How to Use Guides in Adobe Premiere Pro CC
Guides are one of those simple features that make a big difference in how clean your work looks. If you have used Photoshop or Illustrator, you are probably already familiar with them. Premiere Pro added guide support as well, and they work the same way. You can drag horizontal and vertical lines onto the Program Monitor to help align text, graphics, logos, and other assets precisely.
This is especially useful when you are building lower thirds, title cards, or any layout where things need to line up across multiple clips. Today we go over how to use guides in Adobe Premiere Pro CC.
How to Enable Guides in Premiere Pro
- Click on the Program Monitor panel to make sure it is selected.
- Go to View > Show Rulers. This turns on rulers along the top and left edges of the Program Monitor.
- Go to View > Show Guides to make guides visible on the monitor.
How to Create Guides
- To create a horizontal guide, click on the top ruler and drag downward onto the footage. Release where you want the guide line to sit.
- To create a vertical guide, click on the left ruler and drag to the right onto the footage. Release where you want it.
- For precise placement, go to View > Add Guide. This opens a dialog where you can type in exact pixel or percentage values for the guide position.
- To move a guide after placing it, just click and drag it to a new position.
- To remove a single guide, drag it back off the edge of the monitor.
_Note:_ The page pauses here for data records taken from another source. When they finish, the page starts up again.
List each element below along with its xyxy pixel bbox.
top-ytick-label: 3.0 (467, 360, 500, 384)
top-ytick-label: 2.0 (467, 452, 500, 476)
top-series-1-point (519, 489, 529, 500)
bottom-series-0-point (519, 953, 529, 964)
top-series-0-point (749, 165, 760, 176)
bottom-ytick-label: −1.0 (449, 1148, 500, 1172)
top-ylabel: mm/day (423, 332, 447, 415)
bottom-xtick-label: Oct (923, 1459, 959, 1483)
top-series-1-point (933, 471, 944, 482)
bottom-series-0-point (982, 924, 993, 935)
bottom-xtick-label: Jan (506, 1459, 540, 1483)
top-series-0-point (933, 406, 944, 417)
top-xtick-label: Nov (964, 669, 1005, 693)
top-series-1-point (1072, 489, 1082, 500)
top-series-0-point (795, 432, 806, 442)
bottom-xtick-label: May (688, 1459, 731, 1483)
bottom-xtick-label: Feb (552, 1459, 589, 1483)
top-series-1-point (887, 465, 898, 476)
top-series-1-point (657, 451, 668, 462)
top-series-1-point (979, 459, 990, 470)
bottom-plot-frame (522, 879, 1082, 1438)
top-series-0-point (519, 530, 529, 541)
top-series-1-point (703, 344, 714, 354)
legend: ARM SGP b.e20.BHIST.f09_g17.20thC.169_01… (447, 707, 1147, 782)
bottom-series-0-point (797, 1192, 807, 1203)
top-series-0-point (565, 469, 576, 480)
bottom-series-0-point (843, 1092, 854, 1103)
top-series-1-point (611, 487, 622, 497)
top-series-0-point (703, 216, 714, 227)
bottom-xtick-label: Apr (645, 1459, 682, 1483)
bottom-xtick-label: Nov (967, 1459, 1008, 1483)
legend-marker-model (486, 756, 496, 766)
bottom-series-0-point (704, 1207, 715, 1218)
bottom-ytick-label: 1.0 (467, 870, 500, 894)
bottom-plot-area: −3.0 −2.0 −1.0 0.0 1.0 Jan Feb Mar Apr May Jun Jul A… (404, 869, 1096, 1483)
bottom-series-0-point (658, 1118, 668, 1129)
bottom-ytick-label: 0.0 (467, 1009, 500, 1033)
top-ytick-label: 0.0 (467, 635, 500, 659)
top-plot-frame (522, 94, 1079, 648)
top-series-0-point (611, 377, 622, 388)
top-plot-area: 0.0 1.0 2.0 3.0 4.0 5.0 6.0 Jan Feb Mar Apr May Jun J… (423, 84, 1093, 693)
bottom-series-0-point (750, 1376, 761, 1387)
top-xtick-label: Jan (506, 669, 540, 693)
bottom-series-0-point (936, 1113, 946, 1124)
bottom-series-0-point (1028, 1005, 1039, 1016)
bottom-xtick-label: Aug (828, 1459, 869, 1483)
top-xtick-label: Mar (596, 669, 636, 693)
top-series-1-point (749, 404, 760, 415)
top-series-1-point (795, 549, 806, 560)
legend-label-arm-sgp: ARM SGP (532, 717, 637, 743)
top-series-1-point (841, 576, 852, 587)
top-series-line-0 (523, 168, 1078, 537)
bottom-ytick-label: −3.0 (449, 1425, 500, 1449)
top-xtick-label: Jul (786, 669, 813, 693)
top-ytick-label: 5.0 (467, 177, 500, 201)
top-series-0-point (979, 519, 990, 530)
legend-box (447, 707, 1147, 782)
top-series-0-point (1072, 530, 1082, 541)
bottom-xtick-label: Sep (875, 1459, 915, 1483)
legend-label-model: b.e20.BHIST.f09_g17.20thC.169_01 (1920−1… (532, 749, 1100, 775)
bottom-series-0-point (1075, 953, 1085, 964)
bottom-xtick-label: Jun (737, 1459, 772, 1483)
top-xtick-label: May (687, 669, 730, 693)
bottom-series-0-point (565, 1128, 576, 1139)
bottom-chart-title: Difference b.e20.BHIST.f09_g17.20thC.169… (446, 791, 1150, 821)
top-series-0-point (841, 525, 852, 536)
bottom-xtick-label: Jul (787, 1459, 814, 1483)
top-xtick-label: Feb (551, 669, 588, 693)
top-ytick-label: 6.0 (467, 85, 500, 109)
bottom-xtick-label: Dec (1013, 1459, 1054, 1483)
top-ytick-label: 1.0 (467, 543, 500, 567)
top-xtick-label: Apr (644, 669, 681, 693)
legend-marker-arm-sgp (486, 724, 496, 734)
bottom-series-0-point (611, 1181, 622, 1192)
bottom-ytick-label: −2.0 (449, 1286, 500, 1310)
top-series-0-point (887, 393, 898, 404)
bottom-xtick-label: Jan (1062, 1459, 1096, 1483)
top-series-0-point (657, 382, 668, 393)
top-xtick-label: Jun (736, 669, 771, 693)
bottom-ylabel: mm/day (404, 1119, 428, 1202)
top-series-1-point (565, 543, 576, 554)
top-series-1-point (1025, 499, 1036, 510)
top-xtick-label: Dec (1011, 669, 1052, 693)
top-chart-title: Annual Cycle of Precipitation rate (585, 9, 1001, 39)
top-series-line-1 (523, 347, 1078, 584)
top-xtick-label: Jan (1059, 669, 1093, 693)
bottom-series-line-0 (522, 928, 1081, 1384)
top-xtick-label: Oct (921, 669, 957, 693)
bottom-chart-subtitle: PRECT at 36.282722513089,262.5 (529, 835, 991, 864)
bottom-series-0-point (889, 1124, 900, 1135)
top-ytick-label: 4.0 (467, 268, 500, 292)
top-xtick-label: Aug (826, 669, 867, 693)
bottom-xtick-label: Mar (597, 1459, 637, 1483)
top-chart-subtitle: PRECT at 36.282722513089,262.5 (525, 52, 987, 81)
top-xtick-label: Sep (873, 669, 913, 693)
To remove all guides, go to View > Clear Guides.
Saving Guide Templates
If you find yourself using the same guide layout across multiple projects, you can save it as a template.
- Set up your guides the way you want them.
- Go to View > Guide Templates > Save Guides as Template.
- Give it a name and click OK.
- To load a saved template in any project, go to View > Guide Templates and select it from the list.
Practical Uses
- Lower thirds. Set up guides at the lower third of the frame so every name tag and subtitle sits at exactly the same height across your entire edit.
- Title safe area. Place guides about 10% in from each edge to mark the title safe zone, which is the area where text is guaranteed to be visible on all screens.
- Multi-camera layouts. When building split screen or picture-in-picture layouts, guides help you position each feed consistently.
- Consistent branding. If you always place your logo or watermark in the same spot, guides make it easy to nail the placement every time.
That is how you use guides in Premiere Pro. It is a small feature, but once you start using them you will wonder how you ever lined things up without them.